Steamboat Springs The new Routt County Justice Center will have 150 solar panels on its roof.
Tim Winter, Routt County's building and plant director, announced this week that photovoltaic panels generating 26.25 kilowatts of energy will be installed at the justice center west of downtown for a cost of $220,000. That cost will be repaid to the county, Winter said, by a 20-year contract with Xcel Energy. Xcel will pay the county for renewable energy credits generated from the estimated 37,880 kilowatts of energy the photovoltaic panels will produce every year.
"The reduction in energy used at the justice center as well as excess power that can be sold to Xcel are anticipated to make payback of the total system in approximately 18.5 years," according to a report prepared by Winter.
According to Jerry Nettleton, environmental manager at Twentymile Coal Co. in West Routt County, the average person uses 3,000 kilowatt-hours of electricity in one year. A household with a statistical average of 2.8 people uses 8,400 kwh per year.
The contract is an example of a statewide boost in renewable energy generation touted by state and federal officials.

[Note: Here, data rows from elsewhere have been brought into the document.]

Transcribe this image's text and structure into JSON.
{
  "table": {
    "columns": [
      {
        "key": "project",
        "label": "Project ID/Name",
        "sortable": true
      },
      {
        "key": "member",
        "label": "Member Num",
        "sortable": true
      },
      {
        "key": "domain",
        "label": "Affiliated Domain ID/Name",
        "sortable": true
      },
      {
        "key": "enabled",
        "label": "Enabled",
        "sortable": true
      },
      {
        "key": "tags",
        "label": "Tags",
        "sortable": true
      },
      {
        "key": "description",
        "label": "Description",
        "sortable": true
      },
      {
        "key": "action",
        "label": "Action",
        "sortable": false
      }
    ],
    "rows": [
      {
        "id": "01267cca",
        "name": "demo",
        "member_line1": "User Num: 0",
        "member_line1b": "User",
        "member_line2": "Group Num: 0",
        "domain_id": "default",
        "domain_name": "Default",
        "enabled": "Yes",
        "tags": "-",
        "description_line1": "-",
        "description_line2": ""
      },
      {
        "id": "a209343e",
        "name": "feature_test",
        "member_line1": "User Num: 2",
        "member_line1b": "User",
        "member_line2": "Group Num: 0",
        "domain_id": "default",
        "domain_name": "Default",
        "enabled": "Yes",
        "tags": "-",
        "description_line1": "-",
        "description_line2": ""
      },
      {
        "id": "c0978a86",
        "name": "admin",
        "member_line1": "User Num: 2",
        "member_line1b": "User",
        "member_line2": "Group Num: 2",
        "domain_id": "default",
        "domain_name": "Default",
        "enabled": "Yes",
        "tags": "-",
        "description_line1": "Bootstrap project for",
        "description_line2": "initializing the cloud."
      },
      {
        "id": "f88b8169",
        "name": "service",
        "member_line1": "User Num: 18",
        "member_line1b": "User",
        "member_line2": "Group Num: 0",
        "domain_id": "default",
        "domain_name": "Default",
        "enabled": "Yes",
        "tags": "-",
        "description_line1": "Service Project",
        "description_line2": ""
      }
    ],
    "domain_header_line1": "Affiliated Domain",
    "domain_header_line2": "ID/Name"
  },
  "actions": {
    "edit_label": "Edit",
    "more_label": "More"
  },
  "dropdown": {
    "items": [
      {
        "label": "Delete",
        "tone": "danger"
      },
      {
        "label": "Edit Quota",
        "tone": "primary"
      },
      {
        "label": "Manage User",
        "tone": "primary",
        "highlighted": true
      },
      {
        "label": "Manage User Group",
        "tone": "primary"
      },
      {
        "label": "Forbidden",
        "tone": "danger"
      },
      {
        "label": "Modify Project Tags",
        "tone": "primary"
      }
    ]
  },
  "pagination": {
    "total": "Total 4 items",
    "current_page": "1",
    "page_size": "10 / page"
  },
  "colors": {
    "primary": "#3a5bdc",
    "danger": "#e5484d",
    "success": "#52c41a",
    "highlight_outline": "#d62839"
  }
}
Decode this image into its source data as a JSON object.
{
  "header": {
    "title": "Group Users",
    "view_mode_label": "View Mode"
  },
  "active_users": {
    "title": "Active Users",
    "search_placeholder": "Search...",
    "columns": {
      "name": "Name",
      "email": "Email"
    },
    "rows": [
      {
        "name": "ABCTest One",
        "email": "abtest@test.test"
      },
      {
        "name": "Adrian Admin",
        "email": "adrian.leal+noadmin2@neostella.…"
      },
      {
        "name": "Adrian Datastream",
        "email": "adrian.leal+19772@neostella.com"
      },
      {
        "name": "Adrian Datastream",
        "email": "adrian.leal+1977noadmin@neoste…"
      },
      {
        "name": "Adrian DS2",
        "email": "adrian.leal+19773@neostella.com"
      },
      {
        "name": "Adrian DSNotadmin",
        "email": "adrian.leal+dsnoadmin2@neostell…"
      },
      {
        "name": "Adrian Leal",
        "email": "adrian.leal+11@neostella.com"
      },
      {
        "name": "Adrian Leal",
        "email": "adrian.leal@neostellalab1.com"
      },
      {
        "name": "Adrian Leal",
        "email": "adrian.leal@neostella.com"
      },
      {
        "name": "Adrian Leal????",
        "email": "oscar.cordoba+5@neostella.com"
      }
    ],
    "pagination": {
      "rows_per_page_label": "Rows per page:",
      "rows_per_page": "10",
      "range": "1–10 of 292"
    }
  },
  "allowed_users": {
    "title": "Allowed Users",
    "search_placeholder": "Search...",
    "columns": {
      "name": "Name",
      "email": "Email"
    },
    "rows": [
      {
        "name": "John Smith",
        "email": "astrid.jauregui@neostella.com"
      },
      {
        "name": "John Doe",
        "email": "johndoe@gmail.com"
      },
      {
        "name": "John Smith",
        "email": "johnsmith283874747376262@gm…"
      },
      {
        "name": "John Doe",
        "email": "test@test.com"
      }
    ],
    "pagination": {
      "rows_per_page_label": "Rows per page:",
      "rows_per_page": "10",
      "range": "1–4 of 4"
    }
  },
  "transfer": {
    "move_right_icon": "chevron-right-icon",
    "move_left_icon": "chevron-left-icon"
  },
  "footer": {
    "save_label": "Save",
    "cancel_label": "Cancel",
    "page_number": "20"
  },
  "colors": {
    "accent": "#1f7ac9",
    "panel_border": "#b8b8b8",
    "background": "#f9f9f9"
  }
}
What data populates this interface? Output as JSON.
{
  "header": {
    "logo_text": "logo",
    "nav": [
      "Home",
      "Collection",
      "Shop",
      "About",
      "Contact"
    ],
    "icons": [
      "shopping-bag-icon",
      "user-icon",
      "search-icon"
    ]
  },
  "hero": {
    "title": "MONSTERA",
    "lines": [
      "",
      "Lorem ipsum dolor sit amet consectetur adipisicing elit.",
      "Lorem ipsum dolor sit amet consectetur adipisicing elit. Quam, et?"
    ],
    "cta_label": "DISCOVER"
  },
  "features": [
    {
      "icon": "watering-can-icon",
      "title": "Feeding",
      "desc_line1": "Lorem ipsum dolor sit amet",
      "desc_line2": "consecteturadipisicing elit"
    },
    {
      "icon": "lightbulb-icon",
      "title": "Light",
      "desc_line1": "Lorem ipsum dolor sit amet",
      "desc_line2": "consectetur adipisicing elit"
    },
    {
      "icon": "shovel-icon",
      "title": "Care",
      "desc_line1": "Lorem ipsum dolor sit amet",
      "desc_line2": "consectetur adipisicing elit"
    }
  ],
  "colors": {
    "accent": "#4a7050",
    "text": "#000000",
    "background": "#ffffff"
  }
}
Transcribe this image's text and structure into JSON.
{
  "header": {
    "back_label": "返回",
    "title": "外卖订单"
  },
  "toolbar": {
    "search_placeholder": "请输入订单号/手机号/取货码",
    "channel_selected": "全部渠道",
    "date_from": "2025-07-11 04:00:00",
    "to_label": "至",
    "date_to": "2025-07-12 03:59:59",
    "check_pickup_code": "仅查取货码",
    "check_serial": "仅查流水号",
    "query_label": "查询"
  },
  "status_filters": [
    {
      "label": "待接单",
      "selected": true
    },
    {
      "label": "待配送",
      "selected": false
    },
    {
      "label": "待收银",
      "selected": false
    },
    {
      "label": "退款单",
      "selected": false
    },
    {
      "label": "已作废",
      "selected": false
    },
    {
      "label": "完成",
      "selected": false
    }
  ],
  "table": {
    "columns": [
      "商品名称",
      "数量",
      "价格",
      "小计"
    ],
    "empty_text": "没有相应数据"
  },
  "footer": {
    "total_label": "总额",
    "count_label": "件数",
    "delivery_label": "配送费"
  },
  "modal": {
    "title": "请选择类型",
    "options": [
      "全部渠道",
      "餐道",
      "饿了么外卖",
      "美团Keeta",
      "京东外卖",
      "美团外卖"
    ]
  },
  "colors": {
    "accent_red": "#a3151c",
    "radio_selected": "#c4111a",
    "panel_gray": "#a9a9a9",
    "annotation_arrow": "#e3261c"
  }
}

On Wednesday, newly-inaugurated Gov. Bill Ritter unveiled a plan to expand renewable energy generation and use in Colorado. The plan includes forthcoming legislation to create incentives for businesses and homeowners that install renewable energy systems; incentives for biofuel development projects in Colorado colleges and universities; and requirements for large municipal utilities, and producers such as Xcel Energy, to generate 20 percent of their electricity from renewable sources by 2020.
On Thursday, U.S. Rep. John Salazar, a Manassa Democrat, voted for the Clean Energy Act, which would create a federal reserve fund for investing in renewable energy and alternative fuels.
"This vote is very important to rural America," Salazar said. "Agriculture is the backbone of our country's renewable energy supply. Just yesterday, Colorado Gov. Bill Ritter stood with state leaders to unveil an aggressive energy agenda to make Colorado the nation's leader in renewable energy. State leaders have everything they need, thanks to rural Colorado for providing the foundation for growing and developing renewable energy fuels."
Salazar's brother, Democratic U.S. Sen. Ken Salazar, also spoke Thursday about the importance of renewable energy.
"We are introducing the Set America Free legislation once again," Sen. Salazar said, referring to a Congressional resolution setting a goal to generate 25 percent of the United States' energy supply from renewable sources by 2025.
"From a policy point of view, this is one of the most important issues for the United States," Ken Salazar said.